Nous n’avons pas non plus pu aborder les sous-régions de l’Amérique centrale et des Caraïbes, si ignorées des intellectuels du Cône Sud (auquel nous appartenons d’ailleurs, les organisateurs de cet ouvrage). Cela mérite non seulement une reconnaissance et une autocritique comme celle que nous essayons d'exprimer ici, mais aussi une observation critique à la fois des asymétries qui persistent dans le système académique entre les différents pays et de l'insuffisance des vases communicants entre les institutions universitaires des différents pays. sous-régions du monde.
Nous n’en doutons pas : il y a encore beaucoup de travail à faire à cet égard. En tout cas, nous pensons que ces lacunes n’invalident pas la richesse de cet ouvrage et, encore moins, le potentiel critique concentré dans ses pages.
Pour conclure cette brève introduction et laisser les lecteurs en contact avec les auteurs de chacun des chapitres, il reste à dire que cet ouvrage collectif vise à aborder les multiples dimensions évidentes de la situation latino-américaine actuelle. Reconnaissant le caractère central du contexte mondial dans la réflexion sur la réalité de l'Amérique latine, ce volume cherche à réfléchir sur l'inclusion de la région dans ce cadre.
Mais cela tient compte du rôle fondamental joué par la longue histoire des classes sociales et de leurs traditions politiques, des conflits du passé récent, ainsi que de la spécificité que revêtent les conflits sociopolitiques sous ces latitudes. Sans perdre de vue, sur ce dernier aspect, que tant les irruptions plébéiennes que les réponses autoritaires des classes dirigeantes à celles-ci acquièrent une place primordiale lorsqu’il s’agit de trouver des moyens de résoudre la crise actuelle.
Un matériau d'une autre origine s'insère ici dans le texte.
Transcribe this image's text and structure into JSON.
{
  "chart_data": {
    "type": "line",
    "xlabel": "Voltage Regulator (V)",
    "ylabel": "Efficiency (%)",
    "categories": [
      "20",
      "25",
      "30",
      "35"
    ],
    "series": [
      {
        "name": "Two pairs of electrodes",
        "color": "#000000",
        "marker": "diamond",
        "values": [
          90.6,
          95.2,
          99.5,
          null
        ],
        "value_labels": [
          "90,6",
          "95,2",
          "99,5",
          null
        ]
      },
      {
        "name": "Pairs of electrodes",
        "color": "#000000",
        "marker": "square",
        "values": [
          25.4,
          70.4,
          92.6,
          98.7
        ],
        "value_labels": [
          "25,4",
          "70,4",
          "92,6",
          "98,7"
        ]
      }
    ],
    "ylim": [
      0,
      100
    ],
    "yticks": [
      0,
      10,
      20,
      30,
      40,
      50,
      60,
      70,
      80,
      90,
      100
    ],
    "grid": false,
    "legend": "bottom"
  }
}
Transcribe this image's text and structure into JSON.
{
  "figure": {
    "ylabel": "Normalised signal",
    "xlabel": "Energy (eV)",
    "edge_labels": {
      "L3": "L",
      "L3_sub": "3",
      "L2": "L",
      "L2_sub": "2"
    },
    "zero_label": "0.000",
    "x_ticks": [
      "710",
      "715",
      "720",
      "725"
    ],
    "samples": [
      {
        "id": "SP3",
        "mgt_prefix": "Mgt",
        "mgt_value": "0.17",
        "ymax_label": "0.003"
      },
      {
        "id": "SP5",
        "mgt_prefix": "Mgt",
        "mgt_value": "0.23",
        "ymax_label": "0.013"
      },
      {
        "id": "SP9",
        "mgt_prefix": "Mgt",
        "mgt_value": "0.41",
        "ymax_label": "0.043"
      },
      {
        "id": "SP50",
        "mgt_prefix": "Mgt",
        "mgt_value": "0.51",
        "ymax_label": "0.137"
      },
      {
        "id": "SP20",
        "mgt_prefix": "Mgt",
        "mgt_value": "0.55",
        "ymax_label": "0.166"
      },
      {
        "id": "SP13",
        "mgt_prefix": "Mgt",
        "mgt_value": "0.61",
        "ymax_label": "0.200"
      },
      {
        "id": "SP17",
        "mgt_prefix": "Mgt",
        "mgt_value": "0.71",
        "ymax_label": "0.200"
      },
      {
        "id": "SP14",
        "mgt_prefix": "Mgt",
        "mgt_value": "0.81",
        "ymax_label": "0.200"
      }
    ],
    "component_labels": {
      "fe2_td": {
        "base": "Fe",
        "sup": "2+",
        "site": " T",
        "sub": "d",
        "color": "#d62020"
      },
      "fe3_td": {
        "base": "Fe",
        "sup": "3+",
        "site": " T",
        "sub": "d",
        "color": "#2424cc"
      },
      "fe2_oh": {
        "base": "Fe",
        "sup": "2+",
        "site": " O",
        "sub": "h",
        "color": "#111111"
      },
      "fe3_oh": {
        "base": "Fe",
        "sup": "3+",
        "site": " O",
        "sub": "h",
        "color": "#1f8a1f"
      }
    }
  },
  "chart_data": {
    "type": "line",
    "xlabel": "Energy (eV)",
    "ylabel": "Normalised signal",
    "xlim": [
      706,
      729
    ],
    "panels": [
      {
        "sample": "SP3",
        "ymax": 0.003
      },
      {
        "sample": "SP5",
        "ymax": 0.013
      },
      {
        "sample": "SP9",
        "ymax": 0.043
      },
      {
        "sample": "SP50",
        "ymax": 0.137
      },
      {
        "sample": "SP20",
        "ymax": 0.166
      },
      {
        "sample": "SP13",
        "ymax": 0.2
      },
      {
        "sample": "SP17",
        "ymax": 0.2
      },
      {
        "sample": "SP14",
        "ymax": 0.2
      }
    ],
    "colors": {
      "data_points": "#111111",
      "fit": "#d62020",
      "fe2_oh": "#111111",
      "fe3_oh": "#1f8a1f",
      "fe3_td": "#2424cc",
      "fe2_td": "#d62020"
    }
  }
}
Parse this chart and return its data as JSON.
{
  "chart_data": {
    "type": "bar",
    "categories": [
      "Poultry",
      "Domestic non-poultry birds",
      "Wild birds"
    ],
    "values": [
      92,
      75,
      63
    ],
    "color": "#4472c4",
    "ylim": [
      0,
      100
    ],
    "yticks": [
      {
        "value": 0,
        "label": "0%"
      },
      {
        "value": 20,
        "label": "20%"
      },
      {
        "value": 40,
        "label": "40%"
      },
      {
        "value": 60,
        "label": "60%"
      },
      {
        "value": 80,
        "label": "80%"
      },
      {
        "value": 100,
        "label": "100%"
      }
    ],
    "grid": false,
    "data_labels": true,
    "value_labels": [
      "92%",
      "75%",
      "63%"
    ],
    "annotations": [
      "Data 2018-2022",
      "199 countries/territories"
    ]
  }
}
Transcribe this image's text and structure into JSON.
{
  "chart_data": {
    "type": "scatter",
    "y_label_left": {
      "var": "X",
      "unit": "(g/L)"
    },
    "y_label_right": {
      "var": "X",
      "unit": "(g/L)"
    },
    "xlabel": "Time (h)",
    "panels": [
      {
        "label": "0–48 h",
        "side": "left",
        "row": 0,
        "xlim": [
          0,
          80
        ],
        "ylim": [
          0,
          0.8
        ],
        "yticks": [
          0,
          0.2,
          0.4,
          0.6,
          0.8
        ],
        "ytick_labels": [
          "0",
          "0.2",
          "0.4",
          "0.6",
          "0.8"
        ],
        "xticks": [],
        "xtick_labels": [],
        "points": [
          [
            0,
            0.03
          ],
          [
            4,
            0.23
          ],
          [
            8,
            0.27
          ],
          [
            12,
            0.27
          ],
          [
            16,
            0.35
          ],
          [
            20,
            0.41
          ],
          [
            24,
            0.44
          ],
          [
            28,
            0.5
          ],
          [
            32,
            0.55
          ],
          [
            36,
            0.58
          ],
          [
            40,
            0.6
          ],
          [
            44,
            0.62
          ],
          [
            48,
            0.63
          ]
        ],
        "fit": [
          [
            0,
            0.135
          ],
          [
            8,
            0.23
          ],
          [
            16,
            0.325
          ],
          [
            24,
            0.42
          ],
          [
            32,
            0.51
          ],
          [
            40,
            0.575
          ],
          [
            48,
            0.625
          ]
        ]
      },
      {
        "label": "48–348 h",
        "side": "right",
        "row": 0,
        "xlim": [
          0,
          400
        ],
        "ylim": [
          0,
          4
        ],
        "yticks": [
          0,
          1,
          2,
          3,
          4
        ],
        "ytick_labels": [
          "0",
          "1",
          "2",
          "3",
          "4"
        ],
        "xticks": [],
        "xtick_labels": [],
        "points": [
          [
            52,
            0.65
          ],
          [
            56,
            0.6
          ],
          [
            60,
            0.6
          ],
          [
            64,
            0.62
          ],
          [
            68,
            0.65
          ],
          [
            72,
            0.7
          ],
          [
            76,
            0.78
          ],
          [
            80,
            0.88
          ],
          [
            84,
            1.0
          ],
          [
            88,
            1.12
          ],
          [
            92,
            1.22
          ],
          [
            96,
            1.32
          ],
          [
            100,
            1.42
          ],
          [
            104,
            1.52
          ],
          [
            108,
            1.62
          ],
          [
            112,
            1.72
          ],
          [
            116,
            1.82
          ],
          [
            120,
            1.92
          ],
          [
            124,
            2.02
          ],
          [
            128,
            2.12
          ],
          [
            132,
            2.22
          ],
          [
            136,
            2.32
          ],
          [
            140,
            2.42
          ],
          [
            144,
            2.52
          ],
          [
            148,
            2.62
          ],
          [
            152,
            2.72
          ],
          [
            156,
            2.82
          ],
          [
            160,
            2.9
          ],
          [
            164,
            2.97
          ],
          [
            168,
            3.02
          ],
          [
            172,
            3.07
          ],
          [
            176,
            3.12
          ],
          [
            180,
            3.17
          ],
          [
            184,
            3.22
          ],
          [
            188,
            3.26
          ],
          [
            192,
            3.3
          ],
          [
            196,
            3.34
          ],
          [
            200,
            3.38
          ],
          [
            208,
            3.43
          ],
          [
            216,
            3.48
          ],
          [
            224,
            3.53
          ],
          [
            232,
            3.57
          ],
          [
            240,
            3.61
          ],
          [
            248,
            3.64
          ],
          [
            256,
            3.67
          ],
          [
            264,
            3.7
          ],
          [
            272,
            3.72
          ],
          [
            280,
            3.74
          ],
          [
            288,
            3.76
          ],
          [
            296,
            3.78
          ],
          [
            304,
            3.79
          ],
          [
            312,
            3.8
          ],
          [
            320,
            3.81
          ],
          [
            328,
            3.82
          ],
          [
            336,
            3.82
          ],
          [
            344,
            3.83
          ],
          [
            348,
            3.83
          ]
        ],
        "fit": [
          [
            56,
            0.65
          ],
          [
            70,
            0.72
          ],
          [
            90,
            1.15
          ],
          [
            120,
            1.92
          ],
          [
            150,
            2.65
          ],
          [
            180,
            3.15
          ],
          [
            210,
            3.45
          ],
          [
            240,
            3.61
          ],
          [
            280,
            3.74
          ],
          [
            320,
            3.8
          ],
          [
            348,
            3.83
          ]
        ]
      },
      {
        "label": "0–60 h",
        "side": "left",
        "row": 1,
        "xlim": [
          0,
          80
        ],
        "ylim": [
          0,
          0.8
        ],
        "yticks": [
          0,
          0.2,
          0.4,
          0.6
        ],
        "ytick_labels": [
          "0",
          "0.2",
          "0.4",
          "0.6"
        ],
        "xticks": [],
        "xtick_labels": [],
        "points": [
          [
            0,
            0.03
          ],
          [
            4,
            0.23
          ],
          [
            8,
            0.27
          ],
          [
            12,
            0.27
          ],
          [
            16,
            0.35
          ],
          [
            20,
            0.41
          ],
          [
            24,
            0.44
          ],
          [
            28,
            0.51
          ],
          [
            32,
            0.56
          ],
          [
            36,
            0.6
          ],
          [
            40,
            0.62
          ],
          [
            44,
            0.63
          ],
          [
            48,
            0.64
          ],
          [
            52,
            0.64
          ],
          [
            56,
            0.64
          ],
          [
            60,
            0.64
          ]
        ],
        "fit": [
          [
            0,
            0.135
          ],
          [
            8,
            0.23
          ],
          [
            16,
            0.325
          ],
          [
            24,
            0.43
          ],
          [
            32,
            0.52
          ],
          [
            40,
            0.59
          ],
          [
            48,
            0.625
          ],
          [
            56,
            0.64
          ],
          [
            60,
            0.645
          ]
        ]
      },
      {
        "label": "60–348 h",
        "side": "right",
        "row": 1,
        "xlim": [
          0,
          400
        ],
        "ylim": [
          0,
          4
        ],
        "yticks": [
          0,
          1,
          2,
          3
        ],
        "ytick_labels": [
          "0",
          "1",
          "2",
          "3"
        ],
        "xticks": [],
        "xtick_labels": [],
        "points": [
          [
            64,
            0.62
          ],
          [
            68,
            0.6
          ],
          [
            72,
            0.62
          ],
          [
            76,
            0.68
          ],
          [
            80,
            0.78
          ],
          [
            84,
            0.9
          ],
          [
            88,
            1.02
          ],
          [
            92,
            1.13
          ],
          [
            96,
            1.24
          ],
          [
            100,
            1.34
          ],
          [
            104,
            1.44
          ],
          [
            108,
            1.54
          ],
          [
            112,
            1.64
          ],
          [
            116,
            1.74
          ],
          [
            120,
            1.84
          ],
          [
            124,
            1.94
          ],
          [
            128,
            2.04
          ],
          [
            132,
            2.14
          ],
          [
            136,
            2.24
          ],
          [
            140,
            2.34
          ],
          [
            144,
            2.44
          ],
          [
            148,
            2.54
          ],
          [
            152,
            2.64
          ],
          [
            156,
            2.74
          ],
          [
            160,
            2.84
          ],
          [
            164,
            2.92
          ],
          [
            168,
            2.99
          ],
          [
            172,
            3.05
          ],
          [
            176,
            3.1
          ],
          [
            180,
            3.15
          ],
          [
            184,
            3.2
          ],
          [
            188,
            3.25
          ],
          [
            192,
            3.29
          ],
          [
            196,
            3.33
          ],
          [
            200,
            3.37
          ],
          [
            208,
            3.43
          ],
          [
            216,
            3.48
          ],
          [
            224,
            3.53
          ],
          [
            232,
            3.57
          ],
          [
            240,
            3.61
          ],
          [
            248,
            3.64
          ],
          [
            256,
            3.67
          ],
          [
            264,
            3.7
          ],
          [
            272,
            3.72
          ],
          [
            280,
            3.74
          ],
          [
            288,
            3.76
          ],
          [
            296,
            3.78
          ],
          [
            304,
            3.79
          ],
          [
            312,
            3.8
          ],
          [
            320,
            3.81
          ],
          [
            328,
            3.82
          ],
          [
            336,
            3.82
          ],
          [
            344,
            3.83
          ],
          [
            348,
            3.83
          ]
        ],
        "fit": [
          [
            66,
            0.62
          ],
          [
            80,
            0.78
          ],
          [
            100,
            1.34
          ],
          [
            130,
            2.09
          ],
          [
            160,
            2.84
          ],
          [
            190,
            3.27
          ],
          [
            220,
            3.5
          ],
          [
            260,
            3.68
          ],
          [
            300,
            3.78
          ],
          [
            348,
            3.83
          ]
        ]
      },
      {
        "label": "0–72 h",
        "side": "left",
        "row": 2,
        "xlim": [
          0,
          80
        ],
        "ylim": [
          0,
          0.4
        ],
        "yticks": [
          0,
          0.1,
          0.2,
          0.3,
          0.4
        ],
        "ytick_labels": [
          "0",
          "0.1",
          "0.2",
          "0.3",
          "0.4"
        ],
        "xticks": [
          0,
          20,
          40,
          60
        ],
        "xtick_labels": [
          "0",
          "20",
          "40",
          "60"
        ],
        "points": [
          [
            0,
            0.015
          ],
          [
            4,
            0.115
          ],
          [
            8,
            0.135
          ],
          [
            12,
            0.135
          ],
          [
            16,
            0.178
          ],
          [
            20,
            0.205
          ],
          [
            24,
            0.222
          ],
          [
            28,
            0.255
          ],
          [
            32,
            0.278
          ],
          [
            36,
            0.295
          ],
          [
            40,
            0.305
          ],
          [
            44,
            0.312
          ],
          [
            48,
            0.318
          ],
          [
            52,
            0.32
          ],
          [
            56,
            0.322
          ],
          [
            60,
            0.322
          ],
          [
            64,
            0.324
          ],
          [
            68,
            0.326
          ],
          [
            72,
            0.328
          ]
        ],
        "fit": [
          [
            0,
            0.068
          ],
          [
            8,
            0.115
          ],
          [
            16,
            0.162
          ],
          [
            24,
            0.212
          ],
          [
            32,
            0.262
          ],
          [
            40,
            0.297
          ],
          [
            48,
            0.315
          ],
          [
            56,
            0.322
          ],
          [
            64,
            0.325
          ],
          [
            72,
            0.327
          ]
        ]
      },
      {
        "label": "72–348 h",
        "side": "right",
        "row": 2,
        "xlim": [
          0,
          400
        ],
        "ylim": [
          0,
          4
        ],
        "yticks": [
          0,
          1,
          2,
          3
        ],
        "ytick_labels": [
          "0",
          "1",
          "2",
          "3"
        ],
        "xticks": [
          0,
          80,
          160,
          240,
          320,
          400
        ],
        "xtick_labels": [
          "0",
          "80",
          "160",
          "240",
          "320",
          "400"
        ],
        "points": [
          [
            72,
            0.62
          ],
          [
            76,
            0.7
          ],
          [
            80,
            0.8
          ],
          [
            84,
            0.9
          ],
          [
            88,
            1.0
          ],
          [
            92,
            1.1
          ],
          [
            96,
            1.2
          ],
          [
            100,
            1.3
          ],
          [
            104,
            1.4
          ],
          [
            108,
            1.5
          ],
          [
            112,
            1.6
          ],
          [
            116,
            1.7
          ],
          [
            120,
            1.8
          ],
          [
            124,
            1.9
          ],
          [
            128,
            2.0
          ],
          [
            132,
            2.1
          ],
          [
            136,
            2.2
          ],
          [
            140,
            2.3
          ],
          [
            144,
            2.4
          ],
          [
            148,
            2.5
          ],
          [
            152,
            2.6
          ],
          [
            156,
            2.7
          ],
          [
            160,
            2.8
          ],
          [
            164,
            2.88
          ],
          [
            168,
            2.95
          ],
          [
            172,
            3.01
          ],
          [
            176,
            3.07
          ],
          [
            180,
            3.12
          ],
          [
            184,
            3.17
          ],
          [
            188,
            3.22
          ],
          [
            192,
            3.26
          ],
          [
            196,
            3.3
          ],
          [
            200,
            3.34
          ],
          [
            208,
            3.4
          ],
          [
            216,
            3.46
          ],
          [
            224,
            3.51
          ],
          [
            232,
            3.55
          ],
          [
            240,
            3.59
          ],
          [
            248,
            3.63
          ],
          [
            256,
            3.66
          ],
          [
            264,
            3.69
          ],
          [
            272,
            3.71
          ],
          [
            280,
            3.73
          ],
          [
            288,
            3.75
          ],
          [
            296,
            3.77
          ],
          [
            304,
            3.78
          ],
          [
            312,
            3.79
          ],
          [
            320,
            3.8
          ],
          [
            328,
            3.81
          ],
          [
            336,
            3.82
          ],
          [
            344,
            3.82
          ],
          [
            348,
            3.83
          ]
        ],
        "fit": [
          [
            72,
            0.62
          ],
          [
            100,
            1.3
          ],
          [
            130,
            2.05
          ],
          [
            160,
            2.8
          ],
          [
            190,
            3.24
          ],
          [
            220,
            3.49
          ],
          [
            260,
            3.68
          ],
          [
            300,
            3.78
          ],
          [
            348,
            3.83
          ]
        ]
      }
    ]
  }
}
Il ne faut pas oublier, comme le rappelait sans cesse René Zavaleta Mercado, que les crises recèlent un énorme potentiel de visibilité et de connaissance. Au milieu du chaos mondial, assumer la présence de la crise et tenter de la comprendre, comme nous le proposons dans ce livre, ne semble pas une mince affaire.
*Andrés Tzeiman est professeur à la Faculté des Sciences Sociales de l'Université de Buenos Aires (UBA).
*Danilo Enrico Martuscelli est professeur à l'Université fédérale d'Uberlândia (UFU) et éditeur du blog marxisme21 et auteur, entre autres livres, de Crises politiques et capitalisme néolibéral au Brésil (CRV, 2015) [https://amzn.to/4cNX6r6]
Référence
Andrés Tzeiman et Danilo Enrico Martuscelli (éd.). La crise de la démocratie en Amérique latine. Buenos Aires, CLACSO, 2024, 386 pages.